Due: 5:00pm, Friday, September 12. Value: 40 pts.

To help with advertising phone numbers, many companies and people prefer to associate some word with their telephone number, such as 1-800-DOMINOS for Domino's Pizza or 1-800-TAX-I-WEEP for the Internal Revenue Service. Since phone numbers aren't very conducive to the task, a standard trick is to advertise a fake letter onto the end, which can still be dialed but will be ignored; this is how the Internal Revenue Service gets away with TAX-I-WEEP, which actually has 8 digits.

Your job is to write a program that reads a phone number from the user and displays any English mnemonics it can find.
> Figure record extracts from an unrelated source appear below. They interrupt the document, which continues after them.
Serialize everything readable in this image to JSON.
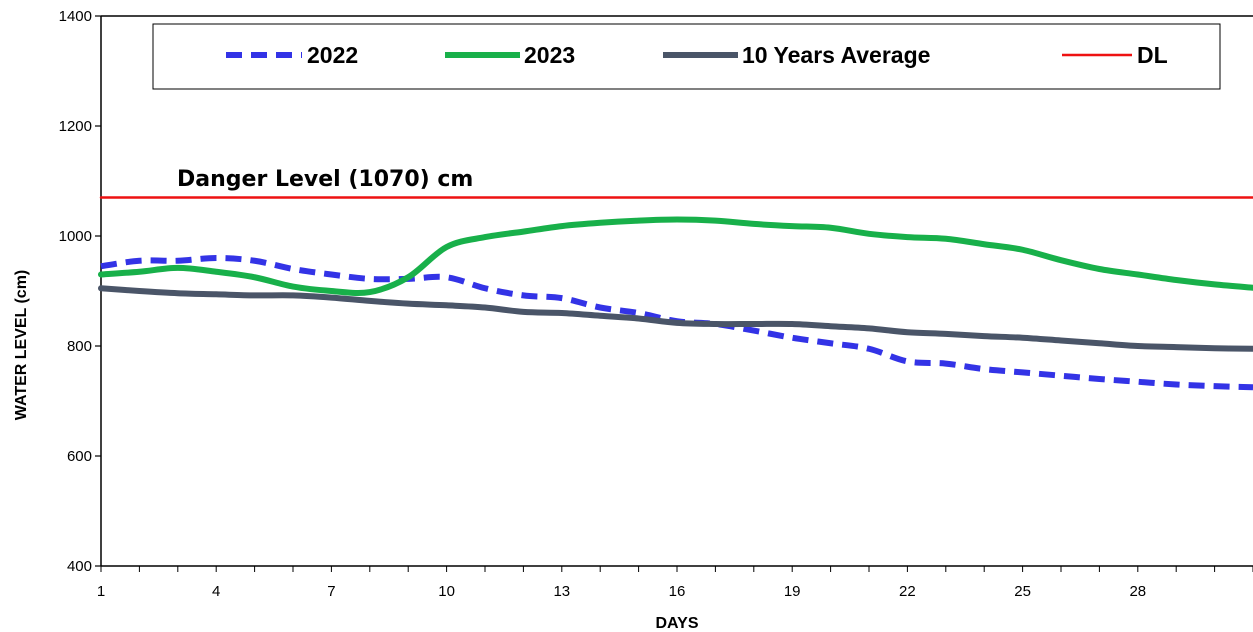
{
  "chart_data": {
    "type": "line",
    "title": "",
    "xlabel": "DAYS",
    "ylabel": "WATER LEVEL (cm)",
    "xlim": [
      1,
      31
    ],
    "ylim": [
      400,
      1400
    ],
    "x_ticks": [
      1,
      4,
      7,
      10,
      13,
      16,
      19,
      22,
      25,
      28
    ],
    "y_ticks": [
      400,
      600,
      800,
      1000,
      1200,
      1400
    ],
    "grid": false,
    "legend_position": "top",
    "annotation": "Danger Level (1070) cm",
    "series": [
      {
        "name": "2022",
        "style": "dashed",
        "color": "#3333e6",
        "x": [
          1,
          2,
          3,
          4,
          5,
          6,
          7,
          8,
          9,
          10,
          11,
          12,
          13,
          14,
          15,
          16,
          17,
          18,
          19,
          20,
          21,
          22,
          23,
          24,
          25,
          26,
          27,
          28,
          29,
          30,
          31
        ],
        "values": [
          945,
          955,
          955,
          960,
          955,
          940,
          930,
          922,
          922,
          925,
          905,
          892,
          887,
          870,
          860,
          845,
          840,
          828,
          815,
          805,
          795,
          772,
          768,
          758,
          752,
          746,
          740,
          735,
          730,
          727,
          725
        ]
      },
      {
        "name": "2023",
        "style": "solid",
        "color": "#18b04a",
        "x": [
          1,
          2,
          3,
          4,
          5,
          6,
          7,
          8,
          9,
          10,
          11,
          12,
          13,
          14,
          15,
          16,
          17,
          18,
          19,
          20,
          21,
          22,
          23,
          24,
          25,
          26,
          27,
          28,
          29,
          30,
          31
        ],
        "values": [
          930,
          935,
          942,
          935,
          925,
          908,
          900,
          898,
          925,
          980,
          998,
          1008,
          1018,
          1024,
          1028,
          1030,
          1028,
          1022,
          1018,
          1015,
          1004,
          998,
          995,
          985,
          975,
          956,
          940,
          930,
          920,
          912,
          906
        ]
      },
      {
        "name": "10 Years Average",
        "style": "solid",
        "color": "#4a5568",
        "x": [
          1,
          2,
          3,
          4,
          5,
          6,
          7,
          8,
          9,
          10,
          11,
          12,
          13,
          14,
          15,
          16,
          17,
          18,
          19,
          20,
          21,
          22,
          23,
          24,
          25,
          26,
          27,
          28,
          29,
          30,
          31
        ],
        "values": [
          905,
          900,
          896,
          894,
          892,
          892,
          888,
          882,
          877,
          874,
          870,
          862,
          860,
          855,
          850,
          842,
          840,
          840,
          840,
          836,
          832,
          825,
          822,
          818,
          815,
          810,
          805,
          800,
          798,
          796,
          795
        ]
      },
      {
        "name": "DL",
        "style": "solid",
        "color": "#ee1111",
        "x": [
          1,
          31
        ],
        "values": [
          1070,
          1070
        ]
      }
    ]
  }
}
You should account for the extra-letter trick outlined above. Your program must use recursion to search through all possible letter sequences that can be generated by the telephone number; thus, it should also work for numbers of more or fewer than seven digits. (An alternative approach — which is forbidden for this assignment — is to go through the dictionary looking for words that match with the telephone number.) Note that need only identify one-word values, not multiple-word combinations like TAX-I-WEEP.

Use the now-standard digit-to-letters encoding:

2: ABC
3: DEF
4: GHI
5: JKL
6: MNO
7: PQRS
8: TUV
9: WXYZ

Note that this means that a 0 or a 1 in a telephone number will immediately destroy any possibility of a mnemonic from your program.

To get you started, I'm providing a PhoneMnemonics.java, which provides the overall user interface. You should not modify this code, aside from completing its computeMnemonics method and adding new static methods. You should not add any static variables (unless they're final), instance variables, or instance methods.

By default, the distributed program uses a dictionary available on Linux computers. If you're working on your own computer, you may need a dictionary file; you can work with this dictionary.